For the third time in less than a month, Law Director Don Icsman had to stop city commissioners from committing ethical violations.
On Friday morning, at least two commissioners planned to attend a meeting at Sandusky International about waterfront economic development.
At least two other commissioners planned to attend a similar meeting Tuesday, also at Sandusky International.
But according to Sunshine Laws, four commissioners -- a majority of the commission -- cannot attend the same unofficial meeting.
Icsman, the city's law director, said the law also specifies that two commissioners cannot attend one meeting while two others attend a separate meeting if both meetings are about the same topic.
"The Sunshine Book is very clear," Icsman said. "You can't do these serial, round-robin types of meeting. You just can't have meetings about city business like that."
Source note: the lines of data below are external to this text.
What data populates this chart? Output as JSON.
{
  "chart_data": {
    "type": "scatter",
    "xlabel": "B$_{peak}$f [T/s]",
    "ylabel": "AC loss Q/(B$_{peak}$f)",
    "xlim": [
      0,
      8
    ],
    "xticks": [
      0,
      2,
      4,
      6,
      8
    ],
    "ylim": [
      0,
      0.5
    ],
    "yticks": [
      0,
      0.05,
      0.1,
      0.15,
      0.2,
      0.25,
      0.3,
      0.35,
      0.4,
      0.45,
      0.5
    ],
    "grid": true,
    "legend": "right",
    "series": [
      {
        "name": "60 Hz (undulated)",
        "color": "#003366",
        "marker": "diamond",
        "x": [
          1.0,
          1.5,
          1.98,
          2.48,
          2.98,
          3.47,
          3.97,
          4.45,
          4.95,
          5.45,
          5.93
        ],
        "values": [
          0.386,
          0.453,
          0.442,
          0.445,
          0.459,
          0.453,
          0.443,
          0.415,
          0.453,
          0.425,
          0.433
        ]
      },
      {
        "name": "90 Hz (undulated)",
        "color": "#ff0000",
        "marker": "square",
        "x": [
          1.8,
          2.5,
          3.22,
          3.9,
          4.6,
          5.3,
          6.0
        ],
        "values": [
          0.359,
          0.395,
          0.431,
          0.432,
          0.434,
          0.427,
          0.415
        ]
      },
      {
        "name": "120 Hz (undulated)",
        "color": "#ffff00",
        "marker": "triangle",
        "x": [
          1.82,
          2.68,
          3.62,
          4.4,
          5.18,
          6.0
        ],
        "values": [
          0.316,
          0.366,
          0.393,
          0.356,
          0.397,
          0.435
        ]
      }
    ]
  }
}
The controversy began when Ed Ryan, CEO of Sandusky International, contacted ex officio mayor Craig Stahl about the meetings earlier this week.
Stahl said he would attend Friday's meeting but wanted all the commissioners invited.
On Friday morning, city commissioner Dan Kaman, who was invited by a Sandusky International representative only after he learned about the meeting from a resident, e-mailed Icsman. Kaman questioned whether the meetings were legal. Icsman shared his concerns.
Stahl, who was already having reservations about the meeting after discussing it with Kaman on Thursday afternoon, arrived shortly thereafter at Icsman's office.
Icsman told Stahl he couldn't attend the meeting, and called commissioner Pervis Brown and told him the same thing.
"I know you're not supposed to poll commissioners, so that's why I contacted (Icsman)," Kaman said Friday. "We all know we should run these things through Don. You have to do things open and transparent."
For his part, Stahl said he only thought four commissioners couldn't be at one meeting. He didn't know about sending less than four to two separate meetings.
He said he was just trying to be available for a local business.
"In today's environment, if a business wants to talk, I think we should listen," Stahl said Friday. "That's all I was doing. I will tell you there was no bad intentions on anyone's part."
Since the city didn't actually violate any law because the meetings did not take place, some officials downplayed the incident. But Kaman said it's part of a disturbing trend.
Last month, commissioner Bob Warner tried to have a meeting with Schirmer Construction to lobby for local jobs on the Hayes Avenue underpass project.
But the meeting was scheduled to occur before the commission officially selected Schirmer, so Icsman told Warner it was unethical.
The commission also violated Sunshine Laws when it failed to take minutes at two off-week work sessions. Stahl took full responsibility, saying it was a simple oversight. But Icsman told the commission it can't happen again.
"This is just another foiled illegal meeting," Kaman said. "Stahl and Warner have tried, but they're illegal. You can't keep doing this."